Establish and maintain product and product component requirements, which are based on the customer requirements.


The customer functional and quality attribute requirements can be expressed in the customer’s terms and can be nontechnical descriptions. The product requirements are the expression of these requirements in technical terms that can be used for design decisions. An example of this translation is found in the first House of Quality Function Deployment, which maps customer desires into technical parameters. For instance, “solid sounding door” may be mapped to size, weight, fit, dampening, and resonant frequencies.

Product and product component requirements address the satisfaction of customer, business, and project objectives and associated attributes, such as effectiveness and affordability.

Derived requirements also address the needs of other lifecycle phases (e.g., production, operations, disposal) to the extent compatible with business objectives.

The modification of requirements due to approved requirement changes is covered by the “maintain” aspect of this specific practice; whereas, the administration of requirement changes is covered by the Requirements Management process area.

Refer to the Requirements Management (REQM) (CMMI-DEV) process area for more information about managing changes to requirements.

Example Work Products

  1. Derived requirements
  2. Product requirements
  3. Product component requirements
  4. Architectural requirements, which specify or constrain the relationships among product components


1. Develop requirements in technical terms necessary for product and product component design.

2. Derive requirements that result from design decisions.
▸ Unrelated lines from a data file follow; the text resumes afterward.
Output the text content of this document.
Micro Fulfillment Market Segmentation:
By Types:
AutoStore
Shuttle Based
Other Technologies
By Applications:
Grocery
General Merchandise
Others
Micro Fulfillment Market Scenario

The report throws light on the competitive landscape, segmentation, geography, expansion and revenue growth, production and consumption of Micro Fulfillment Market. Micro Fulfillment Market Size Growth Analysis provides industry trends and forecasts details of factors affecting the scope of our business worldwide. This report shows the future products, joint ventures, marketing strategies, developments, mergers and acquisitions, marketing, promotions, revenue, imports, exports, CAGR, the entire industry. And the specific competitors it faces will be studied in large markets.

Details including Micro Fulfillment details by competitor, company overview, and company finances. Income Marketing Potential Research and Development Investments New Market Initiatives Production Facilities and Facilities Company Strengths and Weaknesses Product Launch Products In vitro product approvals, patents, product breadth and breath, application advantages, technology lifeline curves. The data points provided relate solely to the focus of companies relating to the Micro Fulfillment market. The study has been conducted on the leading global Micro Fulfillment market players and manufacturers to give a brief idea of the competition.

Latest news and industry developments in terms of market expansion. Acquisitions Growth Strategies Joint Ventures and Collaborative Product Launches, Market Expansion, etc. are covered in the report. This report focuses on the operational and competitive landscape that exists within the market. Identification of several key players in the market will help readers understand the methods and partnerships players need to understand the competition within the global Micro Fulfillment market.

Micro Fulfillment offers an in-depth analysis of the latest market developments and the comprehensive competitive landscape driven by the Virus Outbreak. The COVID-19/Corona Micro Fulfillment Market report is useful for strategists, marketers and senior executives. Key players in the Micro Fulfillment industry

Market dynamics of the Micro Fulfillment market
Refer to the Technical Solution (TS) (CMMI-DEV) process area for more information about selecting product component solutions and developing the design.

Selection of a technology brings with it additional requirements. For instance, use of electronics requires additional technology specific requirements such as electromagnetic interference limits.

Architectural decisions, such as selection of architecture patterns, introduce additional derived requirements for product components. For example, the Layers Pattern will constrain dependencies between certain product components.

3. Develop architectural requirements capturing critical quality attributes and quality attribute measures necessary for establishing the product architecture and design.


Examples of quality attribute measures include the following:
  • Respond within 1 second
  • System is available 99% of the time
  • Implement a change with no more than one staff week of effort

4. Establish and maintain relationships between requirements for consideration during change management and requirements allocation.

Refer to the Requirements Management (REQM) (CMMI-DEV) process area for more information about maintaining bidirectional traceability of requirements.

Relationships between requirements can aid in evaluating the impact of changes.